Estimant avoir épuisé les actes d'instruction, le juge peut prendre une autre ordonnance dite de clôture de l'information. Celle-ci d'une importance capitale détermine la suite de la procédure. Elle se décline en trois types. Elle peut être une ordonnance de renvoi conduisant ainsi l'inculpé devant la juridiction correspondante99(*). Elle pourra consister en une ordonnance de non-lieu ou de non-lieu partiel qui retient la responsabilité partielle de l'inculpé. De toute manière, il importe à l'image de la diversité de ces ordonnances d'apprécier leur portée.

b- La portée des ordonnances du juge d'instruction

La portée des ordonnances du juge est conditionnée par sa nature. On distingue les ordonnances de nature administrative et les ordonnances de nature juridictionnelle100(*). Il est vrai que le législateur camerounais est resté vague sur cette distinction. En effet, tout laisse à croire que toute ordonnance dressée suivant l'article 257 du Cpp présente une nature juridictionnelle. Dressée dans ces conditions, l'ordonnance produira des effets sur tous les auteurs de la procédure. Cependant et selon la jurisprudence, les ordonnances relevant du pouvoir juridictionnel du juge doivent être notifiées à l'exclusion de tout autre101(*).

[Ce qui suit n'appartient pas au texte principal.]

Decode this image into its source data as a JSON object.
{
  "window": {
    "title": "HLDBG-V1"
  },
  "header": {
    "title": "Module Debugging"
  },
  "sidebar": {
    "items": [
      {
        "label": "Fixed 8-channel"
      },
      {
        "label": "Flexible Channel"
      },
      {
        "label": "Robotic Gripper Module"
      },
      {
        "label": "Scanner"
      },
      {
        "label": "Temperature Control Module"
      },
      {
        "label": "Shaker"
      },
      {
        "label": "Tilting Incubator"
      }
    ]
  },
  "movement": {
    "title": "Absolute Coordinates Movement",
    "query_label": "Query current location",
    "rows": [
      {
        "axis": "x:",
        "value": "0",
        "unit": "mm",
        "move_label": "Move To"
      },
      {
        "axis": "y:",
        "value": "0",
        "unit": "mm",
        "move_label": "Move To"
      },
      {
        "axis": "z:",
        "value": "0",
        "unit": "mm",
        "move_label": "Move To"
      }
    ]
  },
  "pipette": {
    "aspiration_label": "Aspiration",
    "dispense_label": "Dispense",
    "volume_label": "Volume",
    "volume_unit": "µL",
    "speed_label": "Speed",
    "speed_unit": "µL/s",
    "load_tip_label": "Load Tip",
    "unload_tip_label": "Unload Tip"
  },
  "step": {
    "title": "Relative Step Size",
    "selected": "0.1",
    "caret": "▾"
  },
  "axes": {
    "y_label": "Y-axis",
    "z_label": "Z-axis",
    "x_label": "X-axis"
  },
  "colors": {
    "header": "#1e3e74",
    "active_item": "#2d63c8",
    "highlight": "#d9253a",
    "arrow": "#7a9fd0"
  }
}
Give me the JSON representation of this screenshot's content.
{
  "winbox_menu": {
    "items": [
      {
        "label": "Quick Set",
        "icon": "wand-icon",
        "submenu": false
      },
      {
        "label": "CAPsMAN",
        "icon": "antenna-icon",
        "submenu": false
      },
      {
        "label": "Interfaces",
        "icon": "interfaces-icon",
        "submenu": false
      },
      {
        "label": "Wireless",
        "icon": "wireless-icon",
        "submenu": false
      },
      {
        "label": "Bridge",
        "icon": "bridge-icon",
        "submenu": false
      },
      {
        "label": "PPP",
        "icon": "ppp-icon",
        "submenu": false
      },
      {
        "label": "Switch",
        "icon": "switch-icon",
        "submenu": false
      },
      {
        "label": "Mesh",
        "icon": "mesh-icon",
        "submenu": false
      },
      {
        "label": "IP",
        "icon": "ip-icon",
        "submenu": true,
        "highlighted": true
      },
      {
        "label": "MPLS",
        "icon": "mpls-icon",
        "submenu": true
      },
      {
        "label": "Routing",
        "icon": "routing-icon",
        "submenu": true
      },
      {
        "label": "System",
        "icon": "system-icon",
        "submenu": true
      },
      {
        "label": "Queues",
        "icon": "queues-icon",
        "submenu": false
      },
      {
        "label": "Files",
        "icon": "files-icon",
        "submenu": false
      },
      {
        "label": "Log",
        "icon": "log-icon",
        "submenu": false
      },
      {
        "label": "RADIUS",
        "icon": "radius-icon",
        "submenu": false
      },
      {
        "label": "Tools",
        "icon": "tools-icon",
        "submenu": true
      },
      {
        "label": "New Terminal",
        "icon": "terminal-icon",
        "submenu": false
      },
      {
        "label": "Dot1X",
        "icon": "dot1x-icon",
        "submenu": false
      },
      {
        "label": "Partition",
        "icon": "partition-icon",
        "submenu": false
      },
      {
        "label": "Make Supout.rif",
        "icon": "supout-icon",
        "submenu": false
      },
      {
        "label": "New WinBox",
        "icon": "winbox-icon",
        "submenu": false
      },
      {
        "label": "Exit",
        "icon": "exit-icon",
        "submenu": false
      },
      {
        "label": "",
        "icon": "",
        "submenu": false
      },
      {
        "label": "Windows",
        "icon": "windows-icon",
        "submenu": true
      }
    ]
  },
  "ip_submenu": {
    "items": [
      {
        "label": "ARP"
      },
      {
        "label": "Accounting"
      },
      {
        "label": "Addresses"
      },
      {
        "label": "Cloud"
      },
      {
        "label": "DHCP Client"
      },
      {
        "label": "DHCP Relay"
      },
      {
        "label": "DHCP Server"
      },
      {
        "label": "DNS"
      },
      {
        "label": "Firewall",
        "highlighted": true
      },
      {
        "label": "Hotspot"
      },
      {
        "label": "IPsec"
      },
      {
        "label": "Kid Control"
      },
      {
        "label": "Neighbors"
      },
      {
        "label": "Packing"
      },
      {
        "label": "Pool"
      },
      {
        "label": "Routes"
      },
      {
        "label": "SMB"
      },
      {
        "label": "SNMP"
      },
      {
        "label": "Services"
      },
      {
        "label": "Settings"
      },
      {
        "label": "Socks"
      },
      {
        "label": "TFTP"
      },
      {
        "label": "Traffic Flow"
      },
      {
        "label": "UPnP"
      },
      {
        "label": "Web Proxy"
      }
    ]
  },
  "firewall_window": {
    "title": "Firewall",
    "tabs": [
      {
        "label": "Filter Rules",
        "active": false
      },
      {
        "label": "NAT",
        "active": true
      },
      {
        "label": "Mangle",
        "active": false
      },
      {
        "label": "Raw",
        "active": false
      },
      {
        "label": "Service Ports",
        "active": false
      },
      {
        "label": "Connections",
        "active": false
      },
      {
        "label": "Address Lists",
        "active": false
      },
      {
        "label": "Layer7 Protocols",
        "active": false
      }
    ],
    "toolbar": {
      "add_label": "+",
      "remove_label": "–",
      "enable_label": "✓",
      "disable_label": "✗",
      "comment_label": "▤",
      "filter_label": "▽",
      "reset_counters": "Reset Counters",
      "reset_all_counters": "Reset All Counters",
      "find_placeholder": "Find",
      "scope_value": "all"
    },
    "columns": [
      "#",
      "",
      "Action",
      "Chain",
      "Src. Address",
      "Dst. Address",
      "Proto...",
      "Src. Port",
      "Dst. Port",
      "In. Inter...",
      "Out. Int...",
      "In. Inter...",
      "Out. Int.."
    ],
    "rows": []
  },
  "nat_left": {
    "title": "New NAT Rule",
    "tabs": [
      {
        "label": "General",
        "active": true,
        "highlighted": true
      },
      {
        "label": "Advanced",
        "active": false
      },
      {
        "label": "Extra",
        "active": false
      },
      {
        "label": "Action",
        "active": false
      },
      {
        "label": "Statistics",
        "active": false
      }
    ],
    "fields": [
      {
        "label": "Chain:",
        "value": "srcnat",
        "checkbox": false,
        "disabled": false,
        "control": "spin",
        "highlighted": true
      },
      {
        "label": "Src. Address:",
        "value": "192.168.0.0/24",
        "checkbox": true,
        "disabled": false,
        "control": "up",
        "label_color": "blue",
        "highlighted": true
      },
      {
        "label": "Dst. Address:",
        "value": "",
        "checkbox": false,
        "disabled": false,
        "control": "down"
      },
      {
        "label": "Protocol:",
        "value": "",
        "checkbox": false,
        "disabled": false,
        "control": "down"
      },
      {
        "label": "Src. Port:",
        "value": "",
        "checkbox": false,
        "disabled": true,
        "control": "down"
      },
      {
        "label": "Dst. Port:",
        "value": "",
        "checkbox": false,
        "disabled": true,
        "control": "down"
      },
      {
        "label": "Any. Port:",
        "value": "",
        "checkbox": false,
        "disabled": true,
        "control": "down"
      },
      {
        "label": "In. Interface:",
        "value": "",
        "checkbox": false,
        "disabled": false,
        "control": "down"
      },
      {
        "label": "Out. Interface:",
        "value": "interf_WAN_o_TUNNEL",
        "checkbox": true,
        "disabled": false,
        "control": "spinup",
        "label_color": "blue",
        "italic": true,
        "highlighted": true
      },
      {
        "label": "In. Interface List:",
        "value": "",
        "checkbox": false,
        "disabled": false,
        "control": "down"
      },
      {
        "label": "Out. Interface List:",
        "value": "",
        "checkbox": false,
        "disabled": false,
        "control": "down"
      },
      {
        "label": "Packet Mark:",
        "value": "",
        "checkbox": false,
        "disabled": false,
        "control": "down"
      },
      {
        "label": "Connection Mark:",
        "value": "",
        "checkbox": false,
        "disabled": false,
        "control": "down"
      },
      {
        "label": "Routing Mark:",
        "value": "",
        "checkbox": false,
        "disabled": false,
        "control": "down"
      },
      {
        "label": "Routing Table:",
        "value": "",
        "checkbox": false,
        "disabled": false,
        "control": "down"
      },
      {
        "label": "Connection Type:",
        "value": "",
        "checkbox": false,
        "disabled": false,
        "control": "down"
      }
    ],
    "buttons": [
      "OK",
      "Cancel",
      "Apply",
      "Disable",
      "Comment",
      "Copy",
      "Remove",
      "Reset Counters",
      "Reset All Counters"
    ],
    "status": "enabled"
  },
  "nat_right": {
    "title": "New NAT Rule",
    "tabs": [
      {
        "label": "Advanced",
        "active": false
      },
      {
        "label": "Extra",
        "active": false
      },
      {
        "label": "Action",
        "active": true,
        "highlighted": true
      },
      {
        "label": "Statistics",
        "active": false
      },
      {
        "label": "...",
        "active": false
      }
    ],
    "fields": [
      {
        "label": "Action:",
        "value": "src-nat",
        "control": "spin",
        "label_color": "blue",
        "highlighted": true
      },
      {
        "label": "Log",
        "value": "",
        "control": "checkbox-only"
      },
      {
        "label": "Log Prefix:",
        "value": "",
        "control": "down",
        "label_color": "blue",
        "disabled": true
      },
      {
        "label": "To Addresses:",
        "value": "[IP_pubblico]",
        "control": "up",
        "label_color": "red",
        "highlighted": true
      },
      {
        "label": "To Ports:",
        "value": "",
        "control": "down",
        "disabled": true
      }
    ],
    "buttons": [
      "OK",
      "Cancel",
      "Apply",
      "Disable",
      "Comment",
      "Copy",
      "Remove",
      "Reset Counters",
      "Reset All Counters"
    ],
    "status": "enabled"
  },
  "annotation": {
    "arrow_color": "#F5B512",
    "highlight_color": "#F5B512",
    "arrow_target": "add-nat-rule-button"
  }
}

La portée des ordonnances en dépit de cette grande distinction diffère aussi suivant qu'elle renvoie l'inculpé ou qu'elle établit un non lieu. En cas de renvoi, la procédure passe de l'instruction au jugement. Elle change de phase. Mais, en cas de non-lieu les effets sont variables. L'ordonnance de non-lieu rétablit l'inculpé dans ses droits. Elle lui offre la latitude de demander des dommages et intérêts pour les préjudices subis. Toutefois, il est important de noter que le non-lieu n'exclut pas la possibilité de réouverture de l'instruction102(*). Toutes ces ordonnances dites juridictionnelles ne peuvent être contestées que devant un juge jugé supérieur au précédent, ou devant une juridiction différente de la première de par sa composition. Il s'agira en vertu des pouvoirs reconnus à cette dernière d'un second degré de juridiction.

* 93 Supra.

* 94 Cité par Emmanuel Ndjere, op.cit. p.177.

* 95 Ibid.

* 96 Abanda Essomba, « Le contrôle de régularité de la procédure d'information judiciaire en droit pénal camerounais », mémoire de D.E.A Université de Yaoundé II, 2008-2009, P. 71.

* 97 Article 218

* 98 Article 246

* 99 La juridiction correspondante sera le TPI s'il s'agit d'un délit ou d'une contravention et le TGI s'il venait à être inculpé pour crime.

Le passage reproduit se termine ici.